In this case, the Consolidator process is called GENESIS_CONSOLIDATOR. If in doubt, you can find the exact name of your consolidator in the service-definitions file.

Alternatively, you can enable --coldStart persistently by adding it to the <arguments></arguments> option. More info can be found in configuring runtime.

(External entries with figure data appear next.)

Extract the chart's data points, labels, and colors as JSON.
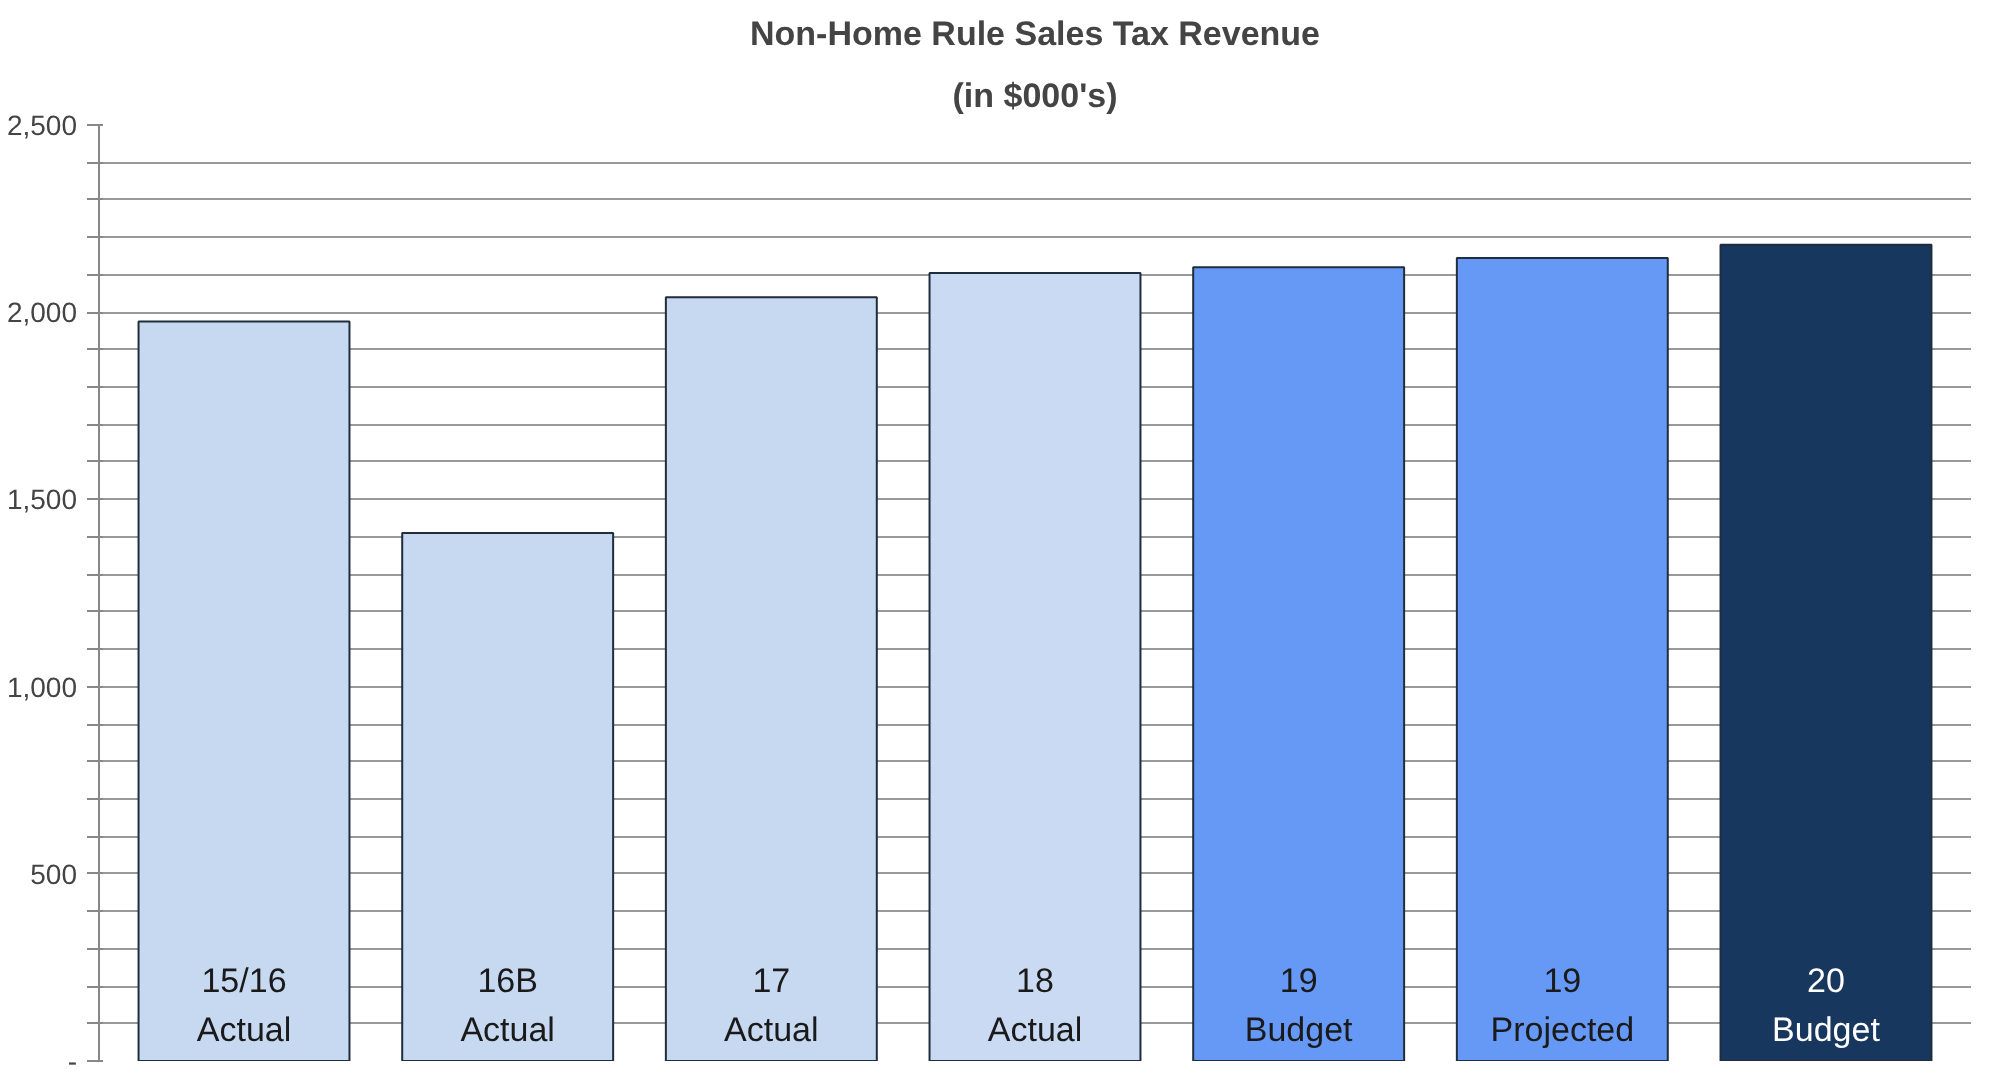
{
  "chart_data": {
    "type": "bar",
    "title": "Non-Home Rule Sales Tax Revenue",
    "subtitle": "(in $000's)",
    "categories": [
      "15/16\nActual",
      "16B\nActual",
      "17\nActual",
      "18\nActual",
      "19\nBudget",
      "19\nProjected",
      "20\nBudget"
    ],
    "values": [
      1975,
      1410,
      2040,
      2105,
      2120,
      2145,
      2180
    ],
    "colors": [
      "#c6d9f1",
      "#c6d9f1",
      "#c6d9f1",
      "#c9daf2",
      "#6699f5",
      "#6699f5",
      "#17375e"
    ],
    "ylim": [
      0,
      2500
    ],
    "yticks": [
      {
        "value": 0,
        "label": "-"
      },
      {
        "value": 100,
        "label": null
      },
      {
        "value": 200,
        "label": null
      },
      {
        "value": 300,
        "label": null
      },
      {
        "value": 400,
        "label": null
      },
      {
        "value": 500,
        "label": "500"
      },
      {
        "value": 600,
        "label": null
      },
      {
        "value": 700,
        "label": null
      },
      {
        "value": 800,
        "label": null
      },
      {
        "value": 900,
        "label": null
      },
      {
        "value": 1000,
        "label": "1,000"
      },
      {
        "value": 1100,
        "label": null
      },
      {
        "value": 1200,
        "label": null
      },
      {
        "value": 1300,
        "label": null
      },
      {
        "value": 1400,
        "label": null
      },
      {
        "value": 1500,
        "label": "1,500"
      },
      {
        "value": 1600,
        "label": null
      },
      {
        "value": 1700,
        "label": null
      },
      {
        "value": 1800,
        "label": null
      },
      {
        "value": 1900,
        "label": null
      },
      {
        "value": 2000,
        "label": "2,000"
      },
      {
        "value": 2100,
        "label": null
      },
      {
        "value": 2200,
        "label": null
      },
      {
        "value": 2300,
        "label": null
      },
      {
        "value": 2400,
        "label": null
      },
      {
        "value": 2500,
        "label": "2,500"
      }
    ],
    "grid": "y"
  }
}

<process name="POSITION_CONSOLIDATOR">
<groupId>POSITION</groupId>
<description>Consolidates trades to calculate positions</description>
<start>true</start>
<options>-Xmx256m -DRedirectStreamsToLog=true -DXSD_VALIDATE=false -XX:MaxHeapFreeRatio=70 -XX:MinHeapFreeRatio=30 -XX:+UseG1GC -XX:+UseStringDeduplication -XX:OnOutOfMemoryError="handleOutOfMemoryError.sh %p"</options>
<module>genesis-pal-consolidator</module>
<package>global.genesis.pal.consolidator</package>
<primaryOnly>false</primaryOnly>
<script>position-consolidator.kts</script>
<loggingLevel>DEBUG,DATADUMP_ON</loggingLevel>
<language>pal</language>
<arguments>--coldStart</arguments>
</process>
</process>

This command consolidates all records in the system before starting the real-time event-driven consolidations. At the beginning of a cold start, all fields in consolidationFields of the consolidation table are zeroed (or deleted, if transient) before initiating the re-consolidation of all the records in the database.

Troubleshooting

You can set the default logging level for all the Consolidators in your application-consolidator.kts file using a config statement at the beginning. However, within any individual Consolidator, you can also set a logging level that overrides this setting. If a Consolidator is not functioning as expected, raise its logging level to INFO, or even higher. Let's see a very simple example. Here the default logging level has been set to INFO. However, Consolidator B has its own loglevel, DEBUG, which overrides the file-level setting:

consolidators {
config {
logLevel = INFO
}
consolidator ("A", ...) {
...
}
consolidator ("B", ...) {
config {
logLevel = DEBUG
}
...
}
}

Custom Log messages

Genesis provides a class called LOG that can be used to insert custom log messages. This class provides you with 5 methods to be used accordingly: info, warn, error,trade,debug. To use these methods, you need to provide, as an input, a string that will be inserted into the Logs.

Here is an example where you can insert an info message into the log file:

LOG.info("This is an info message")

The LOG instance is a Logger from SLF4J.

note

In order to see these messages, you must set the logging level accordingly. You can do this using the logLevel command.